Von Rafael Kaluza. Als ein Arbeitskollege fragte, wann sie ihren nächsten Einsatz im Supermarkt habe, musste Viviane Cismak (21) lachen. Drei bis vier Stunden Arbeit im Supermarkt als Einsatz zu bezeichnen – ein bisschen krass. Aber genau aus dieser Frage gebar sie die Idee zu ihrem neuen Buch.

„Einsatz am Wurstregal“ erscheint nächste Woche und enthält ihre zahlreichen Erfahrungen mit Nebenjobs. Denn Viviane arbeitete nicht nur im Supermarkt. Seit sie mit 17 Jahren nach Berlin gezogen ist, hat sie 13 verschiedene Jobs gemacht, um Miete, Essen und Klamotten zu finanzieren. Manchmal hatte sie sogar drei Jobs gleichzeitig. Mittlerweile studiert Viviane Jura. Warum sie diese Anstrengungen in Kauf nahm und was sie Verrücktes erlebt hat, verriet mir die junge Buchautorin im Interview.

Sag mal, machst Du eigentlich alles für Geld?

„(lacht) Ich glaube nicht, wobei kommt drauf an, wie viel Geld.“

Gibt es einen Job, den Du niemals machen würdest?

„Ich finde Call-Center schwierig, ich hab das zwar noch nie gemacht, aber schon schlimme Sachen gehört. Und Prostitution, weil Du ja schon so fragst.“

Was waren die verrücktesten Sachen, die Du erlebt hast?

„Verrückt gut war es zum Beispiel als Baum verkleidet auf Inlinern durch die Berliner Innenstadt zu fahren und Äpfel zu verteilen. Das war für so ein Skate-Event und hat wirklich Spaß gemacht. Und die Bezahlung war auch gut. Es gab aber natürlich auch nicht so gute Situationen.“

Welche Arbeit war denn einfach nur ätzend?

„Im Winter bei minus fünf Grad vier bis fünf Stunden am Tag auf der Straße Flyer zu verteilen für eine Bratwurstflatrate – und das am Prenzlauer Berg, wo die Leute ein bisschen ökologisch korrekter und viele Vegetarier sind. Da musste ich mir anhören, dass ich eine Tiermörderin bin. Für fünf Euro die Stunde ist das alles andere als angenehm. Oder bei brütender Hitze im Sommer für 30 Euro Grundgehalt am Tag elf Stunden den Leuten Spendenverträge andrehen.“

Hast Du bei einem Job schon nach einer Stunde gesagt „Nie wieder!“?

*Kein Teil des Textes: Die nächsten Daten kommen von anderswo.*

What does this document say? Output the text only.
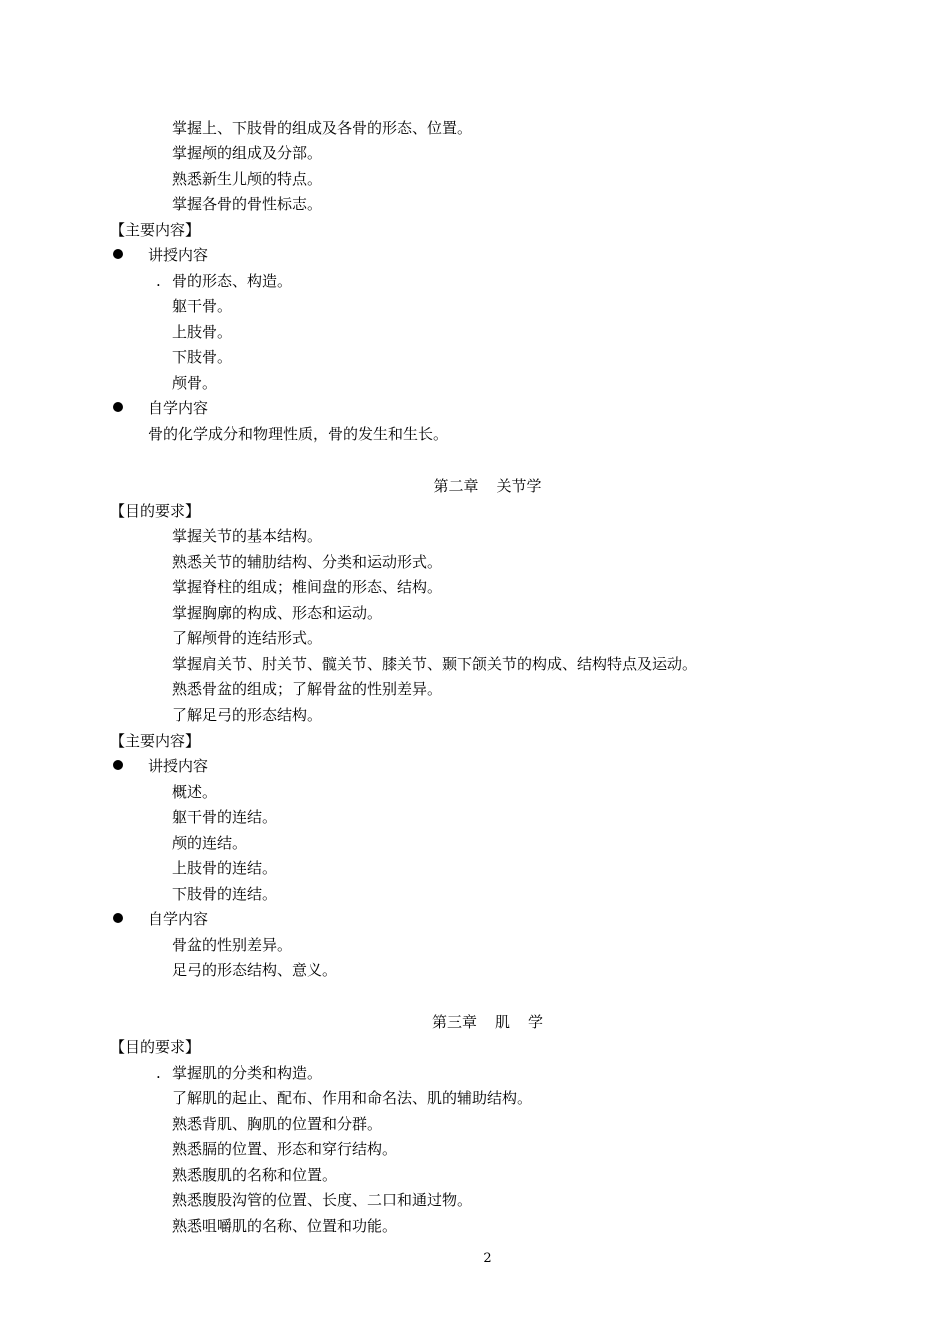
掌握上、下肢骨的组成及各骨的形态、位置。
掌握颅的组成及分部。
熟悉新生儿颅的特点。
掌握各骨的骨性标志。
【主要内容】
讲授内容
. 骨的形态、构造。
躯干骨。
上肢骨。
下肢骨。
颅骨。
自学内容
骨的化学成分和物理性质，骨的发生和生长。
第二章 关节学
【目的要求】
掌握关节的基本结构。
熟悉关节的辅肋结构、分类和运动形式。
掌握脊柱的组成；椎间盘的形态、结构。
掌握胸廓的构成、形态和运动。
了解颅骨的连结形式。
掌握肩关节、肘关节、髋关节、膝关节、颞下颌关节的构成、结构特点及运动。
熟悉骨盆的组成；了解骨盆的性别差异。
了解足弓的形态结构。
【主要内容】
讲授内容
概述。
躯干骨的连结。
颅的连结。
上肢骨的连结。
下肢骨的连结。
自学内容
骨盆的性别差异。
足弓的形态结构、意义。
第三章 肌 学
【目的要求】
. 掌握肌的分类和构造。
了解肌的起止、配布、作用和命名法、肌的辅助结构。
熟悉背肌、胸肌的位置和分群。
熟悉膈的位置、形态和穿行结构。
熟悉腹肌的名称和位置。
熟悉腹股沟管的位置、长度、二口和通过物。
熟悉咀嚼肌的名称、位置和功能。
2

„Nicht ganz. Bei dem Job mit der Spendenaktion im Sommer hab ich tatsächlich zwei Tage durchgehalten – man glaubt es kaum. Da hab ich mich am zweiten Tag noch mal hingequält, aber am dritten Tag konnte ich schon nicht mehr laufen nach den elf Stunden in der Hitze. Man durfte nämlich nicht stehen bleiben, weil das unmotiviert auf die Passanten gewirkt hätte. Dabei haben die sowieso keine Spendenverträge unterschrieben, das wäre total egal gewesen, ob ich da gesessen hätte oder nicht.“

Bei welchem Job hast Du am meisten beziehungsweise am wenigsten verdient?

„Am wenigsten für die Spendenorganisation und die Bratwurstflatrate. Besonders gut bezahlt wurde die Arbeit als Engel im Flughafen zur Weihnachtszeit – zwölf Euro die Stunde. Und das war eine sehr nette Arbeit, es gab keine extremen Temperaturbedingungen, die Leute waren angenehm gestimmt, obwohl es oft extreme Flugverspätungen gab. Und man hat viele Pausen gemacht, eigentlich mehr, als dass man gearbeitet hat – das war schon ein Topjob. Und als fahrender Baum hab ich auch zwölf Euro die Stunde verdient.“

Warum bist Du mit 17 nach Berlin gezogen?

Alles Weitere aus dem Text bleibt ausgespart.